I love quirky books that are hard to categorize.
You Are My Only by
Beth Kephart is marketed as young adult fiction, but it could just as easily be adult literary fiction. It's a contemporary novel that echoes the language of classic literature. Many lines read like poetry. The alternating chapters follow a young woman and a teenaged girl, each one confined to a miserable existence. The connection between Emmy and Sophie is a mystery for the reader to solve.
Sophie is a precocious 14-year-old imprisoned in a series of rental houses. While her mother works as a waitress, Sophie is left home alone to educate herself and not allowed contact with the outside world. Because classic books are her only companions, Sophie sounds like a child from another era. She reminded me of attic-bound Sara in
The Little Princess. Quietly rebellious Sophie forms a secret friendship with the cute guy next door and his elderly aunts. This engaging storyline was a delight to read, despite the creepy undertones of the confinement.
Emmy married straight out of high school to an abusive man.

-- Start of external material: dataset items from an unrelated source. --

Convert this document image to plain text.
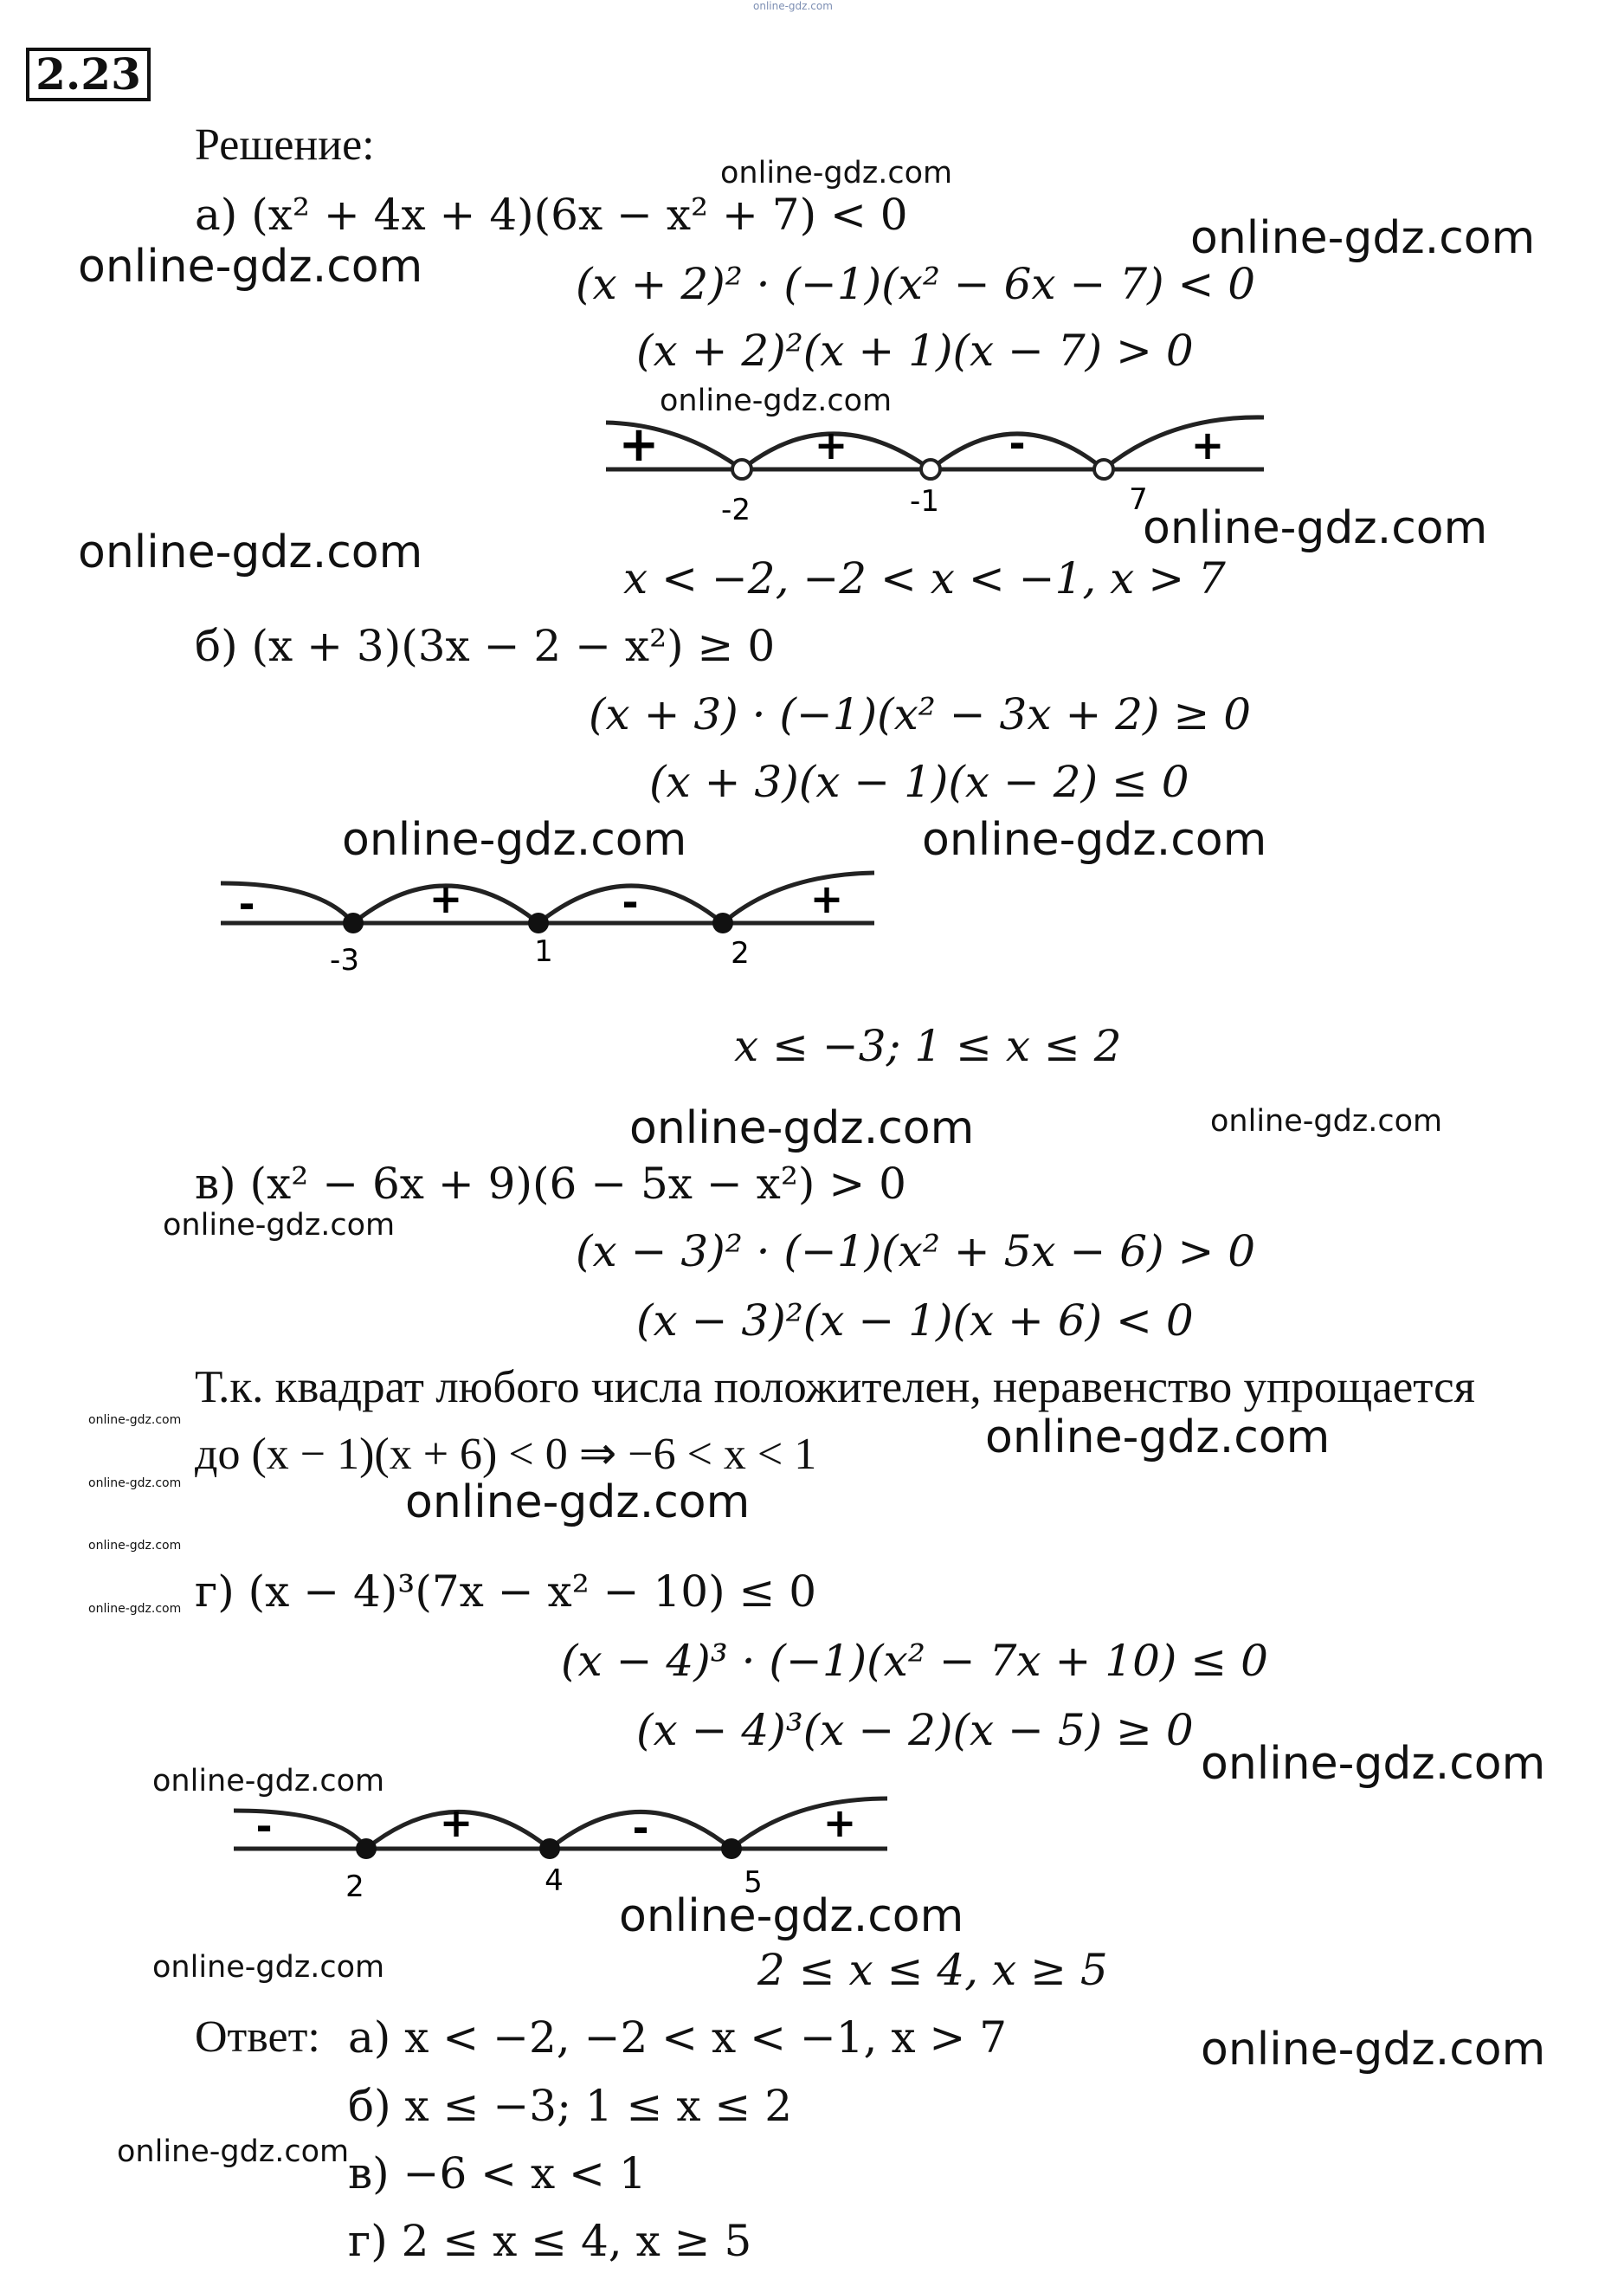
online-gdz.com
2.23
Решение:
а) (x² + 4x + 4)(6x − x² + 7) < 0
(x + 2)² · (−1)(x² − 6x − 7) < 0
(x + 2)²(x + 1)(x − 7) > 0
+	+	-	+
-2	-1	7
x < −2, −2 < x < −1, x > 7
б) (x + 3)(3x − 2 − x²) ≥ 0
(x + 3) · (−1)(x² − 3x + 2) ≥ 0
(x + 3)(x − 1)(x − 2) ≤ 0
-	+	-	+
-3	1	2
x ≤ −3; 1 ≤ x ≤ 2
в) (x² − 6x + 9)(6 − 5x − x²) > 0
(x − 3)² · (−1)(x² + 5x − 6) > 0
(x − 3)²(x − 1)(x + 6) < 0
Т.к. квадрат любого числа положителен, неравенство упрощается
до (x − 1)(x + 6) < 0 ⇒ −6 < x < 1
г) (x − 4)³(7x − x² − 10) ≤ 0
(x − 4)³ · (−1)(x² − 7x + 10) ≤ 0
(x − 4)³(x − 2)(x − 5) ≥ 0
-	+	-	+
2	4	5
2 ≤ x ≤ 4, x ≥ 5
Ответ: а) x < −2, −2 < x < −1, x > 7
б) x ≤ −3; 1 ≤ x ≤ 2
в) −6 < x < 1
г) 2 ≤ x ≤ 4, x ≥ 5
online-gdz.com
online-gdz.com
online-gdz.com
online-gdz.com
online-gdz.com	online-gdz.com
online-gdz.com	online-gdz.com
online-gdz.com	online-gdz.com
online-gdz.com
online-gdz.com
online-gdz.com
online-gdz.com
online-gdz.com
online-gdz.com
online-gdz.com
online-gdz.com	online-gdz.com
online-gdz.com
online-gdz.com
online-gdz.com
online-gdz.com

Her only passion is her baby. After her daughter is kidnapped, Emmy has a nervous breakdown that leads to her institutionalization. Her narrative reads like a wink to
One Flew Over the Cuckoo’s Nest and deviates from the central plot. I would have liked to have known more about Emmy and less about her eccentric roommate. Emmy's emotional trauma scrambles her ability to communicate so she remains enigmatic.
Kephart does a fine job in weaving the two narratives together with parallel themes and crossover clues. Each story is enhanced by the other in this well-crafted book. The un-rushed pace allows the reader to appreciate the beautiful writing.
You Are My Only sparkles with whimsical prose:
Emmy: “The sun has come up like a squint on the horizon.”
Sophie: “Johannes Kepler was born with the skies in his eyes.”
The atmosphere is a character in itself, reflecting the narrator’s state of mind:
Panicked Emmy searches for her lost baby: “The neighborhood changes – from house to retail, from window light and TV flicker to lanterns above. At the gas station, the pumps are still. At the Clock and Watch, the gutter is splash. Maybe they’re hiding Baby in the shadows between places, in the dark behind bushes, on the other side of barrel trash cans.”
Sophie watches the world from the attic: “My house is a storybook house. A huff-and-a-puff-and-they’ll-blow-it-down house. The roof is soft; it’s tumbled. There are bushes growing tall past the sills. A single sprouted tree leans in from high above the cracked slate path, torpedoing acorns to the ground.”
Don’t you want to keep reading? You don't have long to wait.
You Are My Only will be released on October 25, 2011.
Disclosure: I received an ARC from the publisher at my request. I’ve gotten to know the author online after
interviewing her. You can check out her blog in my sidebar.